Meine Flohmarktfundstücke stammen alle aus der Zeit danach. Die älteste Karte wurde 1907 mit Weihnachtsgrüßen verschickt und zeigt eine Frau mit einem Kind betend vor dem Weihnachtsbaum. Eine weitere von 1909 trägt Grüße von Eltern an ihre Tochter. Das Bildmotiv auf der Vorderseite zeigt ein Mädchen mit einem Strauß Weidenkätzchen.
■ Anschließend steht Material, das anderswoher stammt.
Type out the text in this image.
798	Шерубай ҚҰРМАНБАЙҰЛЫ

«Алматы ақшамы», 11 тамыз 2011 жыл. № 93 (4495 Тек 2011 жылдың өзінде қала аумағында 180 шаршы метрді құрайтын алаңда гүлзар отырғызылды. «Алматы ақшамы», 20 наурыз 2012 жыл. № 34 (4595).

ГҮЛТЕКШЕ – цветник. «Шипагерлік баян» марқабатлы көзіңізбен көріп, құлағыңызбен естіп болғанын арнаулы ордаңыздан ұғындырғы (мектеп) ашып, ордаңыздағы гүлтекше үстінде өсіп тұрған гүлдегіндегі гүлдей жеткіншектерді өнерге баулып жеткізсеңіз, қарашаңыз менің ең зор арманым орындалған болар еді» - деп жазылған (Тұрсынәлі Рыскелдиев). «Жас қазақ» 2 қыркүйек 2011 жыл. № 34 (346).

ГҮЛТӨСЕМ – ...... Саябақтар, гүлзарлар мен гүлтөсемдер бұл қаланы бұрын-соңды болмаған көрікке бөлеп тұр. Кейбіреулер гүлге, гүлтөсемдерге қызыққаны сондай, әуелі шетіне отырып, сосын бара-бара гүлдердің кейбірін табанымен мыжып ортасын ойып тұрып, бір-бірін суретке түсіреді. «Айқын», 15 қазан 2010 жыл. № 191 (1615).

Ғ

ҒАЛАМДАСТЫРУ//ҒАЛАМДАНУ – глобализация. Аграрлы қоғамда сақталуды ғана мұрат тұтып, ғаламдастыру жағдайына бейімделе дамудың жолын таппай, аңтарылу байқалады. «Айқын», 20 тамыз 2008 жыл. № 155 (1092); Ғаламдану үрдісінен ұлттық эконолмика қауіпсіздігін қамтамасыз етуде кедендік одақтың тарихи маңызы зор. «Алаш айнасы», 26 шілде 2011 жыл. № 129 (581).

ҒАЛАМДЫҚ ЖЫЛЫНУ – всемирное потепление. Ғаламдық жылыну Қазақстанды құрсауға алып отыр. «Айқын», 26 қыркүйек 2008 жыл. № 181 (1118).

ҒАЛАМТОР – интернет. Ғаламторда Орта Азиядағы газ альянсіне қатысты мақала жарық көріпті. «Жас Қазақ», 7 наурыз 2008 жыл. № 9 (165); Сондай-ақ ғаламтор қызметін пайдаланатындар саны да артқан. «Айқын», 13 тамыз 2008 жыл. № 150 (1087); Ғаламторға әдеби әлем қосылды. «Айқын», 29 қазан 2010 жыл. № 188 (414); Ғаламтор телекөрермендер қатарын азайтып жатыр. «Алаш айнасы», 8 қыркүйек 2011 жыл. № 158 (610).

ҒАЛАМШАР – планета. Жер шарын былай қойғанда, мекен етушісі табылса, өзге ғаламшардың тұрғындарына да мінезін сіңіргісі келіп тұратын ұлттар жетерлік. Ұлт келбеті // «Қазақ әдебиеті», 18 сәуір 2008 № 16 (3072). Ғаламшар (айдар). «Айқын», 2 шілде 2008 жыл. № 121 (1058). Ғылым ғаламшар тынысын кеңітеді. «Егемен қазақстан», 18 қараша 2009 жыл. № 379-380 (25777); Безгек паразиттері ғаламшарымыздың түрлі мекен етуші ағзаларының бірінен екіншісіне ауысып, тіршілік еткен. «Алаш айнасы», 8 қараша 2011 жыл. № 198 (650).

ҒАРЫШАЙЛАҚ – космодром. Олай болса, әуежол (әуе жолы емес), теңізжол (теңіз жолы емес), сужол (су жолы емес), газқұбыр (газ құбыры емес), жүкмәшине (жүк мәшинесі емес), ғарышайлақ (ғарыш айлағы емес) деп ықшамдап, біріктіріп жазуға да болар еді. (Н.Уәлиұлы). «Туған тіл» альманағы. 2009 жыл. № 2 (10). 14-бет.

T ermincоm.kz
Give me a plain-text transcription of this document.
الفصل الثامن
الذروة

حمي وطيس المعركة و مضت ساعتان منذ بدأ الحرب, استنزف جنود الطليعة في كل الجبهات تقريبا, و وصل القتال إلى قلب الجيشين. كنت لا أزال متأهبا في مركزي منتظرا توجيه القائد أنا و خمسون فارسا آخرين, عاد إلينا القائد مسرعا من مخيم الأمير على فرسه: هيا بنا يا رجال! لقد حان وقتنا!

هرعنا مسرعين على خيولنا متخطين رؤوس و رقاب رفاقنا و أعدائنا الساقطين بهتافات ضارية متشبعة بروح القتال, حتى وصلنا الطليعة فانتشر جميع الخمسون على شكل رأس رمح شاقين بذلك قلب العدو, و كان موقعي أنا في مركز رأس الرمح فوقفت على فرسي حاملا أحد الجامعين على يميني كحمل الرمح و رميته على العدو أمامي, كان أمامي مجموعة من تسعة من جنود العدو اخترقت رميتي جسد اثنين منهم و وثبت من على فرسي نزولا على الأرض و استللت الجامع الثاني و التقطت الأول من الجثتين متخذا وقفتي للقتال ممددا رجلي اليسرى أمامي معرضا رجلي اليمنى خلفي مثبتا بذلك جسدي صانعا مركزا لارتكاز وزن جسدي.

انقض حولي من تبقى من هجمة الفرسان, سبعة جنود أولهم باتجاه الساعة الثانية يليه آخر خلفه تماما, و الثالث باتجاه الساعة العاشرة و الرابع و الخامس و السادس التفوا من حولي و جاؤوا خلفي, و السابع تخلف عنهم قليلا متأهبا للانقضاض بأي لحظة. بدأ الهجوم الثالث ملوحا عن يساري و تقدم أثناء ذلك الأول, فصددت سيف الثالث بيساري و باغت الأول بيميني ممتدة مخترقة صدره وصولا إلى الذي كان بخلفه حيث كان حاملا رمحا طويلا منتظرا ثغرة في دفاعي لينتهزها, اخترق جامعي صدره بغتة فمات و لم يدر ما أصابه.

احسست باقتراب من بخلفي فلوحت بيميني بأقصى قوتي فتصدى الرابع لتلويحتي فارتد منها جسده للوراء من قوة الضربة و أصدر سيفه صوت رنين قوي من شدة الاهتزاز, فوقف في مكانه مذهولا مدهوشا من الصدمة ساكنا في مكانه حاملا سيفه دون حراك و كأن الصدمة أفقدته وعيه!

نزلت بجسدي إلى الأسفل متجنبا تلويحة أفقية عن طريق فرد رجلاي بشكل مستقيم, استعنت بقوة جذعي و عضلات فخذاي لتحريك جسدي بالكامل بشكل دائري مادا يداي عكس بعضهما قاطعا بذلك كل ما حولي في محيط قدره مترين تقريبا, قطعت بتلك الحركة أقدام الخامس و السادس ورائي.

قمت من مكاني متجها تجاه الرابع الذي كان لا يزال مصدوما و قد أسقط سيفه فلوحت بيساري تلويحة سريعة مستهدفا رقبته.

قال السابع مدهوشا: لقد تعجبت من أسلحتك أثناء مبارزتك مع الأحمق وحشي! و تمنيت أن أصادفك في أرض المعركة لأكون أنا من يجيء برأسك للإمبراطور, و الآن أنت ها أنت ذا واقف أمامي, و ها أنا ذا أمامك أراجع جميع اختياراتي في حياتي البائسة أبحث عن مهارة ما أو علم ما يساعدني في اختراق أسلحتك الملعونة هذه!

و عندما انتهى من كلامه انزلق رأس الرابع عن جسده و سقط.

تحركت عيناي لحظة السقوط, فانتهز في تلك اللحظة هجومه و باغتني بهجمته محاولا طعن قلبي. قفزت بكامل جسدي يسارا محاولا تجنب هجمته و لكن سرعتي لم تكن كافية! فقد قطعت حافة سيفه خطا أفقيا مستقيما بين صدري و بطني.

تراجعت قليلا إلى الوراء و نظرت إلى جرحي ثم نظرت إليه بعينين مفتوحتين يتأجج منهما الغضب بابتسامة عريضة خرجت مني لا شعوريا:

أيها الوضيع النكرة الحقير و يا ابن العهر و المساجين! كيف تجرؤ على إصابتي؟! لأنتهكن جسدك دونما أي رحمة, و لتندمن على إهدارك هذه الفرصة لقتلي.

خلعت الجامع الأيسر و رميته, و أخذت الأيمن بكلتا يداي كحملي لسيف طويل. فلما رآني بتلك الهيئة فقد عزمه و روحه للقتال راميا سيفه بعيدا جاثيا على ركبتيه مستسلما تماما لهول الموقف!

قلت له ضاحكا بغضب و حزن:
Als ich die Karte kaufte, erklärte mir der Verkäufer, dass das Kindermodell ein beliebtes Sammlermotiv ist.
Ganz persönliche Karten mit solchen individuellen Fotografien wie die „meiner“ schüchternen jungen Frau sind eher selten. Die meisten Fotos sind in Massen produzierte Motive mit Modellen, die Fotoateliers als Grußkarten verkauften. Wie lukrativ das gewesen sein muss, zeigen die Statistiken der Post. 1900 wurden allein im Deutschen Kaiserreich 954,9 Millionen Karten verschickt.
Diese Kartenmenge erklärt vielleicht auch, wie ein ganzer Schuhkarton voller Postkarten auf einem Flohmarkt bei mir in Bonn landen konnte. Selten sind die alten Karten nicht. Später habe ich sogar noch einen weiteren Stand gefunden, der sich ausschließlich auf Feldpostkarten spezialisiert hat. Aber es gibt viele Sammler*innen, die nach ganz bestimmten Motiven Ausschau halten. Einige suchen nach bestimmten Modellen. Andere nach Weihnachtsmotiven oder Fotografien, die die Mode des 19. Jahrhunderts besonders gut zeigen.
Es gibt Sammler*innen, die sich auch auf ganz ungewöhnliche Motive spezialisieren. Vielleicht kennt Ihr ja die vom Verlag Hatje Cantz publizierte Sammlung von Jochen Raiß namens „Frauen auf Bäumen“ .
Ich weiß nicht, ob ich jetzt anfange, gezielter nach Karten zu suchen oder gar ein bestimmtes Motiv zu sammeln, aber ich kann diese Faszination durchaus nachvollziehen. Ich habe meine Karten öfter in die Hand genommen und die Grußbotschaften darauf entziffert. Es ist etwas Persönliches. Und allein, dass ich von „meinen“ Karten schreibe, zeigt das wahrscheinlich sehr gut.
Habt Ihr schon solche Postkarten auf Flohmärkten entdeckt? Sammelt Ihr vielleicht sogar selbst? Verratet es mir gern in den Kommentaren.